It keeps saying the phrase “model you can run locally”, but despite days of trying, I failed to compile any of the GitHub repos associated with these models.

None of the Python dependencies are strongly versioned, and “something” happened to the CUDA compatibility of one of them about a month ago. The original developers “got lucky” but now nobody else can compile this stuff.

After years of using only C# and Rust, both of which have sane package managers with semantic versioning, lock files, reproducible builds, and even SHA checksums the Python package ecosystem looks ridiculously immature and even childish.

Seriously, can anyone here build a docker image for running these models on CUDA? I think right now it’s borderline impossible, but I’d be happy to be corrected…

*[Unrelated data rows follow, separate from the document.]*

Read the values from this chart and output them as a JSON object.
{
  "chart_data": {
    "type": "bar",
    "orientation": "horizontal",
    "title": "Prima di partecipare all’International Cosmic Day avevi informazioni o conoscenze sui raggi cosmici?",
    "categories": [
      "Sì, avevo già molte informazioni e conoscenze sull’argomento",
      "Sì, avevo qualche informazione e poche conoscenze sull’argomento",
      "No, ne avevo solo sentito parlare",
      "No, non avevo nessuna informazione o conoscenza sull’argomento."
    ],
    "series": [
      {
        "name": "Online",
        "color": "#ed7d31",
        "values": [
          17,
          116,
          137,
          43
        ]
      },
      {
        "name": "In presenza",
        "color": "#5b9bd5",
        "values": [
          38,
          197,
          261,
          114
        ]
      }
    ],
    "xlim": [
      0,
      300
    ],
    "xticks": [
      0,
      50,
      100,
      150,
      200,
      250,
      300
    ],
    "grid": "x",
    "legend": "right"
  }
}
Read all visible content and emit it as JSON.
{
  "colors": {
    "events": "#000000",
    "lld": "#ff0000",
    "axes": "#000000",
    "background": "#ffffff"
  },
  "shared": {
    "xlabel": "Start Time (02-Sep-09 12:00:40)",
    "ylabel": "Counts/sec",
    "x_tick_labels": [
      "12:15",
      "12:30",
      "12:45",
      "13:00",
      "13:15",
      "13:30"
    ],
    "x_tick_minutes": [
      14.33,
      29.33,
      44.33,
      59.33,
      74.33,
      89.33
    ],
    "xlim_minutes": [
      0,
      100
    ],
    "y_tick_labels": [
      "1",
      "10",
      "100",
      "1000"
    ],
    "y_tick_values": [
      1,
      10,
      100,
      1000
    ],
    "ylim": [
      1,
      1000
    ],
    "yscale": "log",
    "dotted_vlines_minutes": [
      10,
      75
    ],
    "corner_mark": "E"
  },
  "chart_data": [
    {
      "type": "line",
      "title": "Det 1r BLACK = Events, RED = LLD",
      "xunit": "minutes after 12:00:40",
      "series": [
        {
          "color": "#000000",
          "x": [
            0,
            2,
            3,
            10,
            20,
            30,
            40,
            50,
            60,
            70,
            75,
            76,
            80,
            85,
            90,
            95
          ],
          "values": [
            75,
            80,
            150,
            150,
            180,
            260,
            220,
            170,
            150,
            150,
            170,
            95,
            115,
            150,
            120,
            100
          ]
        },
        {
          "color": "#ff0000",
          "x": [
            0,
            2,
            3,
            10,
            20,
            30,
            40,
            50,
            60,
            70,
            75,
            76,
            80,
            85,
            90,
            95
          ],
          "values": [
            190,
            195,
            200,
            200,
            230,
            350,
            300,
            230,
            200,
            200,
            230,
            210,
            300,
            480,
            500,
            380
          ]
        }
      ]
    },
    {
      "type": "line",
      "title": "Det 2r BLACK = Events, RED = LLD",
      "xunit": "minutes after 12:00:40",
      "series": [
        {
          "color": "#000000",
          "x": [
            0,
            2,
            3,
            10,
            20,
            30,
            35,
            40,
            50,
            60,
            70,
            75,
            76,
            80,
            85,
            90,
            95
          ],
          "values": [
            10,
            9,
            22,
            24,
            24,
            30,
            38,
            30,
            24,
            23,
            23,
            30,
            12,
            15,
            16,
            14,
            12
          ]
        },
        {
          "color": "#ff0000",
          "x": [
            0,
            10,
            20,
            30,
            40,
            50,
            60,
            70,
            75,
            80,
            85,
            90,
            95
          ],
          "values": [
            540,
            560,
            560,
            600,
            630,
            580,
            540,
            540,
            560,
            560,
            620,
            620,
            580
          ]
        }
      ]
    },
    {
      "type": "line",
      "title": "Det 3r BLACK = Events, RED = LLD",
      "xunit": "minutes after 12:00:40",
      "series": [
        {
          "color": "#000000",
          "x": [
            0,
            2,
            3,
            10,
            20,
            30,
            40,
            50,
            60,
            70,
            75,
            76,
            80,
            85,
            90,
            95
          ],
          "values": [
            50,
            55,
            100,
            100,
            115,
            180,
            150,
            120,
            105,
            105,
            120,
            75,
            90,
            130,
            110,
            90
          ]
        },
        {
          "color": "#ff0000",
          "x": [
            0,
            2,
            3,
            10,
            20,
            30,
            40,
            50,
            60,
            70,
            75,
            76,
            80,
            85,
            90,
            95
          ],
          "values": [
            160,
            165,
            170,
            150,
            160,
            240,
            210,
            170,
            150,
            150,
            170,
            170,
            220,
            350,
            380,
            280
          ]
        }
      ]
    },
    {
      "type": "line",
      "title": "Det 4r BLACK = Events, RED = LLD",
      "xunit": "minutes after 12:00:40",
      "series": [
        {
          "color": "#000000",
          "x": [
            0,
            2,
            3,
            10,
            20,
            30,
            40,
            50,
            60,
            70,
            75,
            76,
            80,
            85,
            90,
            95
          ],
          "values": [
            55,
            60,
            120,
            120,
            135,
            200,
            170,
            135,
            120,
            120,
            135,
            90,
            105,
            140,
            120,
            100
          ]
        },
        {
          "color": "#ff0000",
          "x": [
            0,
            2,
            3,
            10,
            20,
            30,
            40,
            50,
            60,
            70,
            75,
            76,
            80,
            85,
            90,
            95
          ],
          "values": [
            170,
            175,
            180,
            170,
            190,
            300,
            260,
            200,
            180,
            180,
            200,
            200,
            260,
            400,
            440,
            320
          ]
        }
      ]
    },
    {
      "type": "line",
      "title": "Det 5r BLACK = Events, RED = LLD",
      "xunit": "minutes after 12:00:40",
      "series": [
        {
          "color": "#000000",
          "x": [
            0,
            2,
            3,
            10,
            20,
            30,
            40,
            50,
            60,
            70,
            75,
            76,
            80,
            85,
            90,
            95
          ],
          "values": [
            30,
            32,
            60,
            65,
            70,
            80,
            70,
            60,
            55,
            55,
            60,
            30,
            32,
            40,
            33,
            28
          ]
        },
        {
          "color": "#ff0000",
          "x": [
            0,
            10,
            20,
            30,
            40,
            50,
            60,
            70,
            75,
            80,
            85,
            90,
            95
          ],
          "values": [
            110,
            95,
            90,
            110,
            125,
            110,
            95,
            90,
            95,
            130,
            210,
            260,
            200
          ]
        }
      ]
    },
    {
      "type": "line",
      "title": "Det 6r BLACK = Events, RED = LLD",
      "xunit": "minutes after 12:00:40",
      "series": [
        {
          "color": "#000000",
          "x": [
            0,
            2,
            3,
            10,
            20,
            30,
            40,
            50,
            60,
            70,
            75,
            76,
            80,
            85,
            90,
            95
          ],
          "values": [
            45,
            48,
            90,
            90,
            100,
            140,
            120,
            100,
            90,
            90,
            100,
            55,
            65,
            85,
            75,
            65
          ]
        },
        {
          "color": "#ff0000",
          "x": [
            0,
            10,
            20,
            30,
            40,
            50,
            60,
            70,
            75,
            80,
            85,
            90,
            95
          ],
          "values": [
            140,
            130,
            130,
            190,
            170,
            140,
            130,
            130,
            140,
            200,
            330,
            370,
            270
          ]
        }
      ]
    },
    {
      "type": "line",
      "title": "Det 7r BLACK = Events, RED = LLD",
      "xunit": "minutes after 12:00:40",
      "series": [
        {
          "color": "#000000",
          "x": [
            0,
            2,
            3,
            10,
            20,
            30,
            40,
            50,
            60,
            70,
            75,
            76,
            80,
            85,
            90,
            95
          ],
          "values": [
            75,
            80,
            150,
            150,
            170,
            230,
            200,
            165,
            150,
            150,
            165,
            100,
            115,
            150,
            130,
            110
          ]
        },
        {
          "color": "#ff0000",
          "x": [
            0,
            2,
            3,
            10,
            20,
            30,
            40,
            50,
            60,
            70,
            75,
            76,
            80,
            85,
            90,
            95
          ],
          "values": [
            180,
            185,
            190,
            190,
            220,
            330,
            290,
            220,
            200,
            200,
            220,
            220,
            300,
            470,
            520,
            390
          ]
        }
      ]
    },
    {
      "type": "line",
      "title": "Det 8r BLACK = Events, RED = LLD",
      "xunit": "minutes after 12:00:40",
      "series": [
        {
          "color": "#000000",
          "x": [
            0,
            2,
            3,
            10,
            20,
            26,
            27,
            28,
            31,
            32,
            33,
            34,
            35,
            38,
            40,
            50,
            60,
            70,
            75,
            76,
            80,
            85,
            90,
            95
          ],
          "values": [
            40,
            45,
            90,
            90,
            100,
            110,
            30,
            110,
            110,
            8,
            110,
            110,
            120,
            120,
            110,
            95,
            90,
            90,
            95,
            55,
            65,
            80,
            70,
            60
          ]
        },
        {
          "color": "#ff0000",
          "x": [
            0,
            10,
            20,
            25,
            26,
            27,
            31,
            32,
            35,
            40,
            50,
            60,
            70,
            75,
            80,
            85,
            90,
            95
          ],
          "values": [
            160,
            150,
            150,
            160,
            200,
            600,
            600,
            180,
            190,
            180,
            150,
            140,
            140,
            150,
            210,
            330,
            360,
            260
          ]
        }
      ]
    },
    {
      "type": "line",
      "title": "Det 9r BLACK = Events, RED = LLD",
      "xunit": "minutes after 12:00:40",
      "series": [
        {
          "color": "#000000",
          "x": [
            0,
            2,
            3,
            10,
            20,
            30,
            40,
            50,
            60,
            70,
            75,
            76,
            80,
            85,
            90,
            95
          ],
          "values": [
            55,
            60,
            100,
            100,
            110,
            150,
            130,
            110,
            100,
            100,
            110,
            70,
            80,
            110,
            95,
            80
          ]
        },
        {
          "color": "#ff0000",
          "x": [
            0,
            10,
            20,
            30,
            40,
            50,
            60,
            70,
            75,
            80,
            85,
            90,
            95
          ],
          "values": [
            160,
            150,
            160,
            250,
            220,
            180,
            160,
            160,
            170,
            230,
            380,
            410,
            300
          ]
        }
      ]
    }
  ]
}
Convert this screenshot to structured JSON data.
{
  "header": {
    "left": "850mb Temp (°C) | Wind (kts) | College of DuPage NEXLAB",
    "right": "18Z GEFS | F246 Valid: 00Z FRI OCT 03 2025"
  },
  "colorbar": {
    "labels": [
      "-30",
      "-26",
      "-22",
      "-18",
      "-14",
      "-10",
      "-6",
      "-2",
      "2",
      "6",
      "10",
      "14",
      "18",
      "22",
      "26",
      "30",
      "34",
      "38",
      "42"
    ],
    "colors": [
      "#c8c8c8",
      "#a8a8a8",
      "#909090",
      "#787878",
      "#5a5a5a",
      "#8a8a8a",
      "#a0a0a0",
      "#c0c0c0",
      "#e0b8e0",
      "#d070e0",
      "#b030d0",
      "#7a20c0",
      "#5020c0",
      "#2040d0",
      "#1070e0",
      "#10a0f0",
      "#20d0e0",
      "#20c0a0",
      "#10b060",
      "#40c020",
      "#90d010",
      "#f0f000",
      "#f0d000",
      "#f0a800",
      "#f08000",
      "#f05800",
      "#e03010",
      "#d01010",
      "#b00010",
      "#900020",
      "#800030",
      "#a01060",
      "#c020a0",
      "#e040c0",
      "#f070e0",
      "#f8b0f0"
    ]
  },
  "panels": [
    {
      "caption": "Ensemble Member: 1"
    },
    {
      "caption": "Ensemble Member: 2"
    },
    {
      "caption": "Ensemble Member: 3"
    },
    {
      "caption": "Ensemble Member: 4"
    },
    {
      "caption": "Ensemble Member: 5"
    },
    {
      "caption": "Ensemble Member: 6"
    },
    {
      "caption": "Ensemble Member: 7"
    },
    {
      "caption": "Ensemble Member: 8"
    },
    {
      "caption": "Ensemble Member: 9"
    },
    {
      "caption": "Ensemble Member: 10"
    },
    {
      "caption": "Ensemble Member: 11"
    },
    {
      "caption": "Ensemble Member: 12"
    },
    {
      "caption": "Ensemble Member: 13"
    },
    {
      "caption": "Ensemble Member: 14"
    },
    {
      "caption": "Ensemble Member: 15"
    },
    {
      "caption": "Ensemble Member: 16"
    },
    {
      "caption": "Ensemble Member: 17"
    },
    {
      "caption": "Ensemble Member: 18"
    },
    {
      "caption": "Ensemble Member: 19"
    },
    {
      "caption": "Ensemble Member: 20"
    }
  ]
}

There is a lot that can be improved with python packaging, but calling it "childish" is itself a pretty immature comment.

Is it?

Literally every example I've seen so far is completely unversioned and mere weeks after being written simply doesn't work as a direct consequence.

E.g: https://github.com/oobabooga/text-generation-webui/blob/ee68...

Take this line:

    pip3 install torch torchvision torchaudio
Which version of torch is this? The latest.

    FROM nvidia/cuda:11.8.0-runtime-ubuntu22.04
Which version of CUDA is this? An incompatible one, apparently. Game over.

Check out "requirements.txt":

    accelerate==0.18.0
    colorama
    datasets
    flexgen==0.1.7
    gradio==3.25.0
    markdown
    numpy
    pandas
    Pillow>=9.5.0
    pyyaml
    requests
    rwkv==0.7.3
    safetensors==0.3.0
    sentencepiece
    tqdm
Wow. Less than half of those have any version specified. The rest? "Meh, I don't care, whatever."

Then this beauty:

    git+https://github.com/huggingface/peft
I love reaching out to the Internet in the middle of a build pipeline to pull the latest commit of a random repo, because that's so nice and safe, scalable, and cacheable in an artefact repository!

The NPM ecosystem gets regularly excoriated for the exact same mistakes, which by now are so well known, so often warned against, so often exploited, so regularly broken that it's getting boring.

It's like SQL injection. If you're still doing it in 2023, if your site is still getting hacked because of it, then you absolutely deserve to be labelled immature and even childish.